Winning depends on recognizing five realities:
- Accomplishing your goals is going to take longer than ever imagined even to achieve significant milestones;
- Success will defy financial management, more money will be spent for things one never imagined would happen, or be requested or required;
- The stomach for all the lies, misunderstandings, deceptions, bad behaviors and misrepresentations, angry, frightened and powerless people, with a willing media, will create, and the outrageous motives they will ascribe to you, with all of your explanations, good work and intentions just bouncing off.
- The staying power required because democracy is slow, sometimes silly, even stupid, sloppy, expensive, and endless.
- Unlike financial transactions, chemical experiments, science, finance and engineering, public processes rarely have endpoints.
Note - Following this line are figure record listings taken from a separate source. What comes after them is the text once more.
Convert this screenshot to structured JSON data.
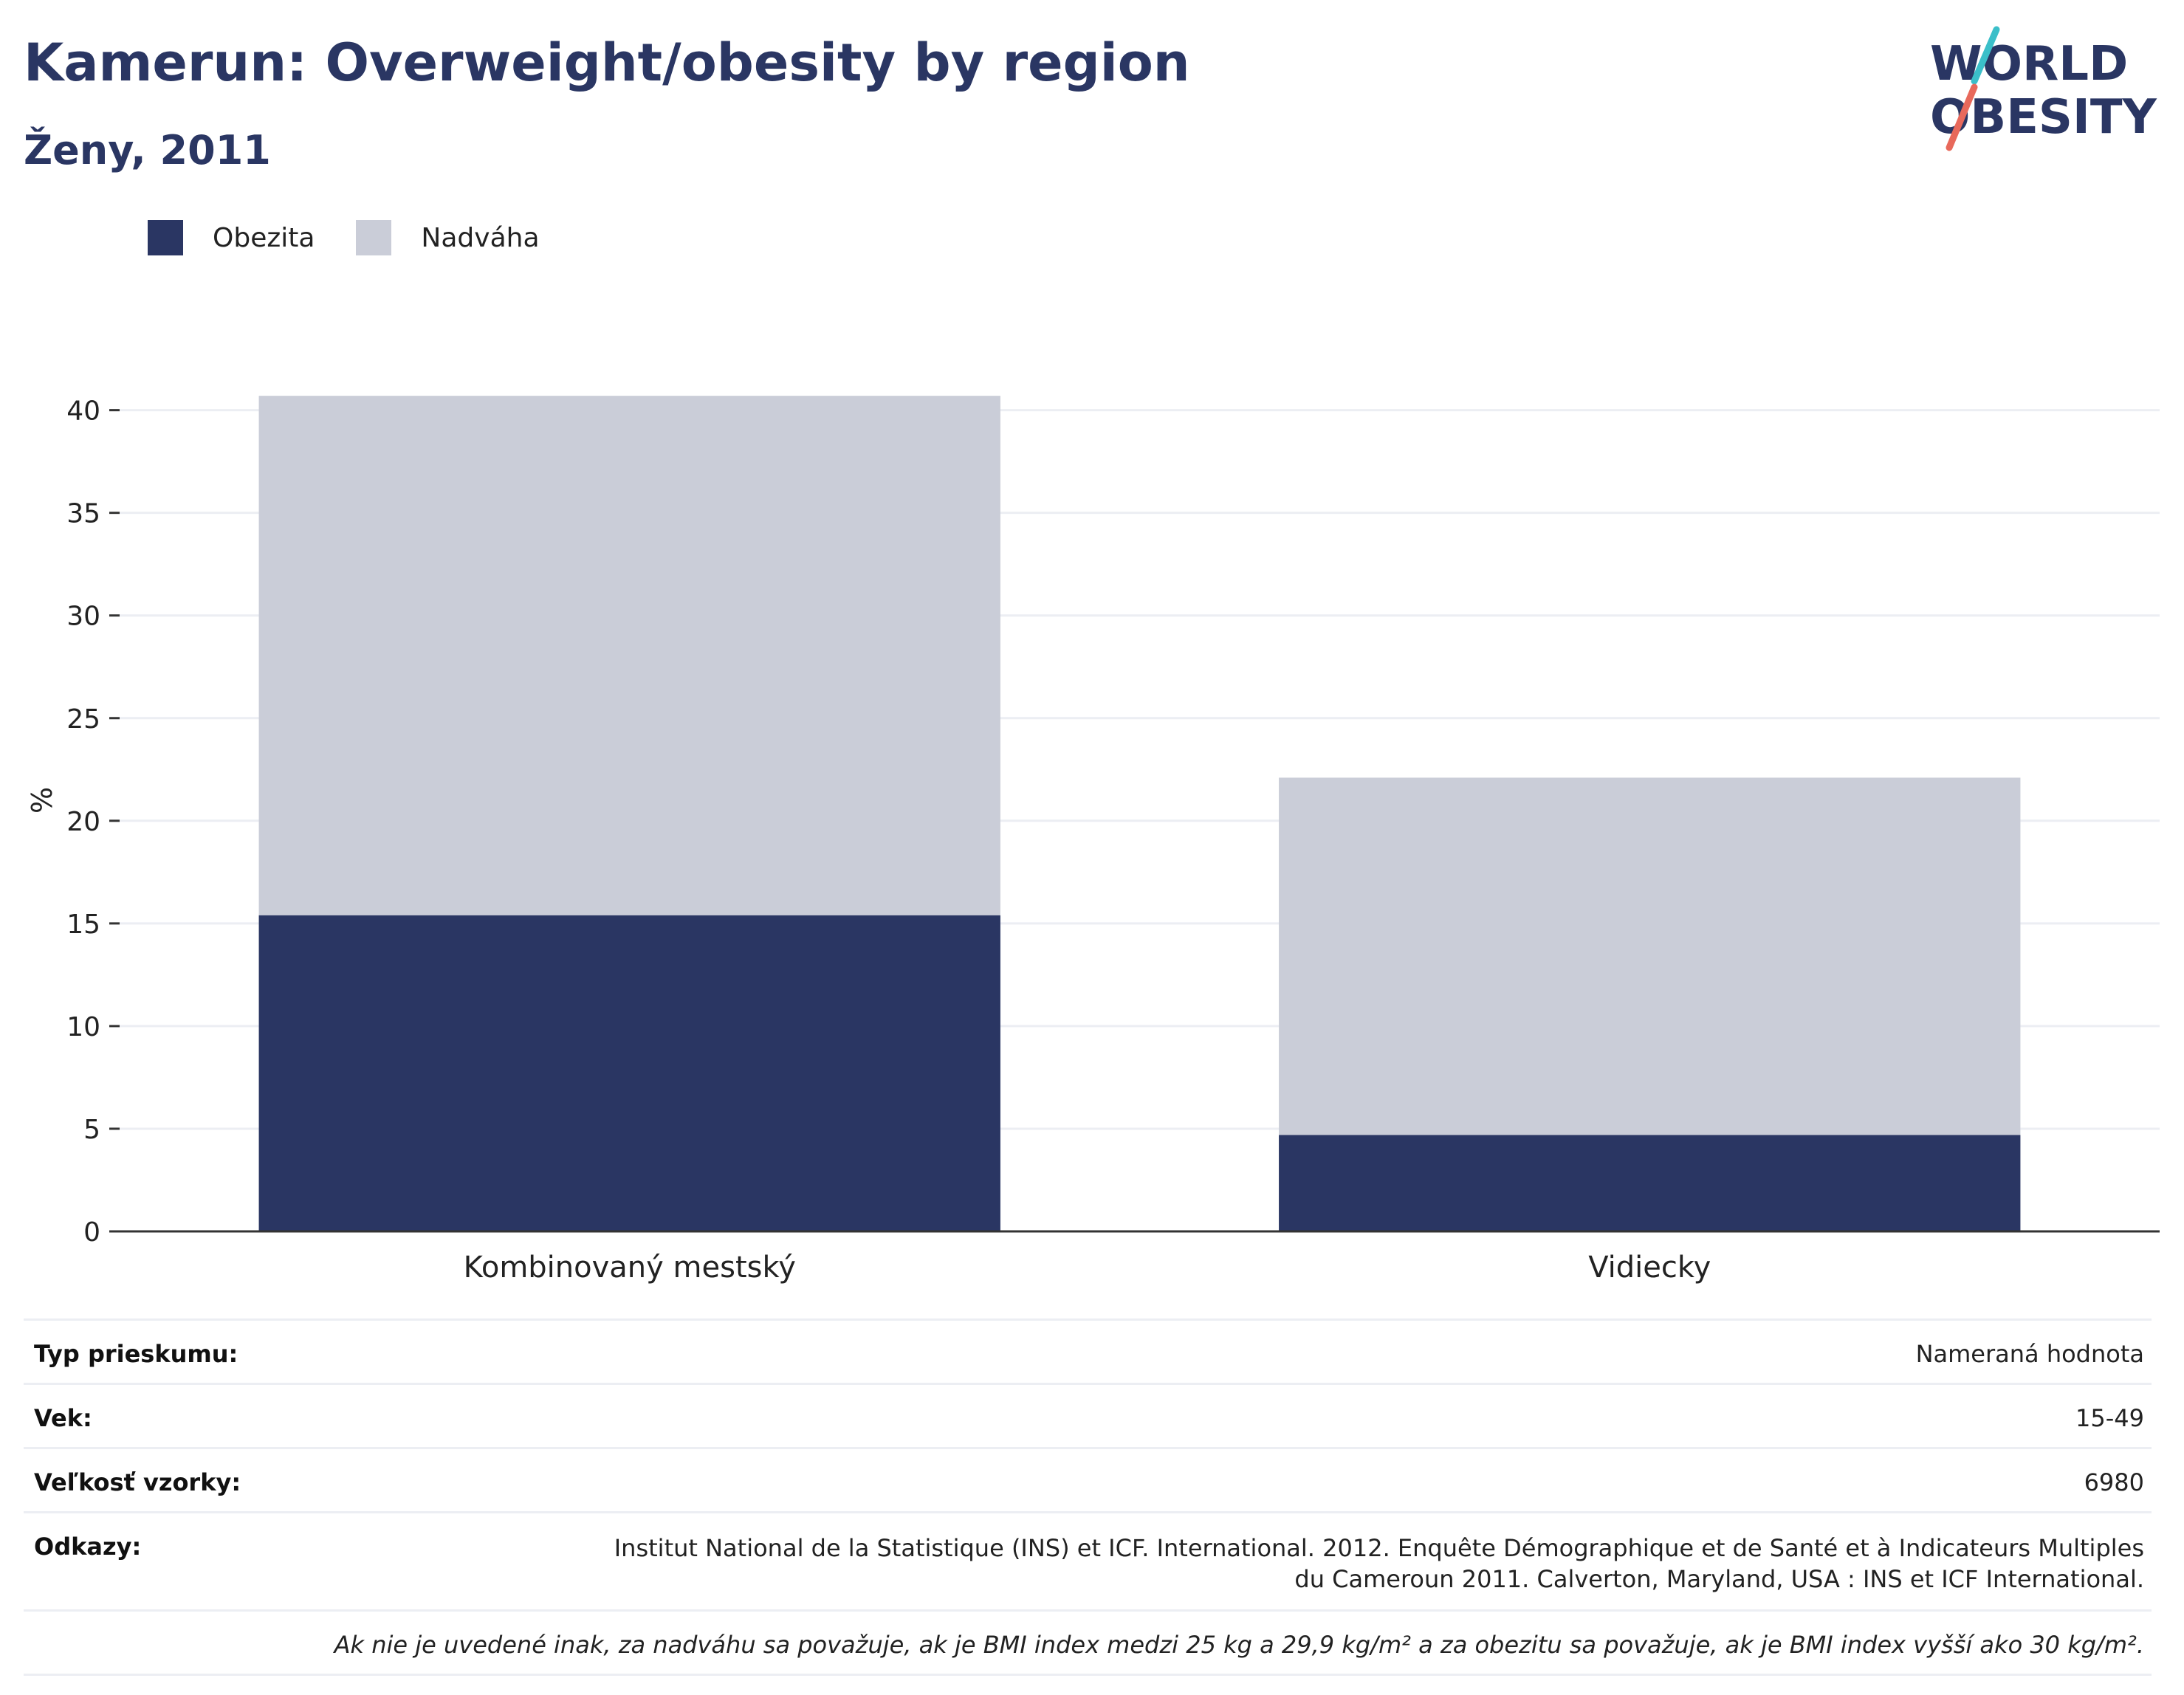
{
  "header": {
    "title": "Kamerun: Overweight/obesity by region",
    "subtitle": "Ženy, 2011"
  },
  "logo": {
    "line1": "WORLD",
    "line2": "OBESITY",
    "accent_colors": [
      "#3bbfc9",
      "#e8695b"
    ]
  },
  "legend": {
    "items": [
      {
        "label": "Obezita",
        "color": "#2a3663"
      },
      {
        "label": "Nadváha",
        "color": "#cacdd8"
      }
    ]
  },
  "chart_data": {
    "type": "bar",
    "stacked": true,
    "categories": [
      "Kombinovaný mestský",
      "Vidiecky"
    ],
    "series": [
      {
        "name": "Obezita",
        "color": "#2a3663",
        "values": [
          15.4,
          4.7
        ]
      },
      {
        "name": "Nadváha",
        "color": "#cacdd8",
        "values": [
          25.3,
          17.4
        ]
      }
    ],
    "ylabel": "%",
    "ylim": [
      0,
      42
    ],
    "yticks": [
      "0",
      "5",
      "10",
      "15",
      "20",
      "25",
      "30",
      "35",
      "40"
    ],
    "grid": true,
    "legend_position": "top-left"
  },
  "info": {
    "survey_type_label": "Typ prieskumu:",
    "survey_type_value": "Nameraná hodnota",
    "age_label": "Vek:",
    "age_value": "15-49",
    "sample_label": "Veľkosť vzorky:",
    "sample_value": "6980",
    "refs_label": "Odkazy:",
    "refs_value": "Institut National de la Statistique (INS) et ICF. International. 2012. Enquête Démographique et de Santé et à Indicateurs Multiples du Cameroun 2011. Calverton, Maryland, USA : INS et ICF International.",
    "note": "Ak nie je uvedené inak, za nadváhu sa považuje, ak je BMI index medzi 25 kg a 29,9 kg/m² a za obezitu sa považuje, ak je BMI index vyšší ako 30 kg/m²."
  }
}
Some of this sounds incredibly pessimistic. But it’s really a description of how things are actually going to go. If democracy is one thing, it is a process. Those who propose, if they can stay the course, can expect to achieve less than they hoped, sometimes far less, but wind up with more than they need to achieve their objectives.
I love to be wrong. But I’m rarely surprised, I pretty much know what is going to happen and work preemptively and constructively to shorten the timelines and lower the barriers that are inevitable to succeed.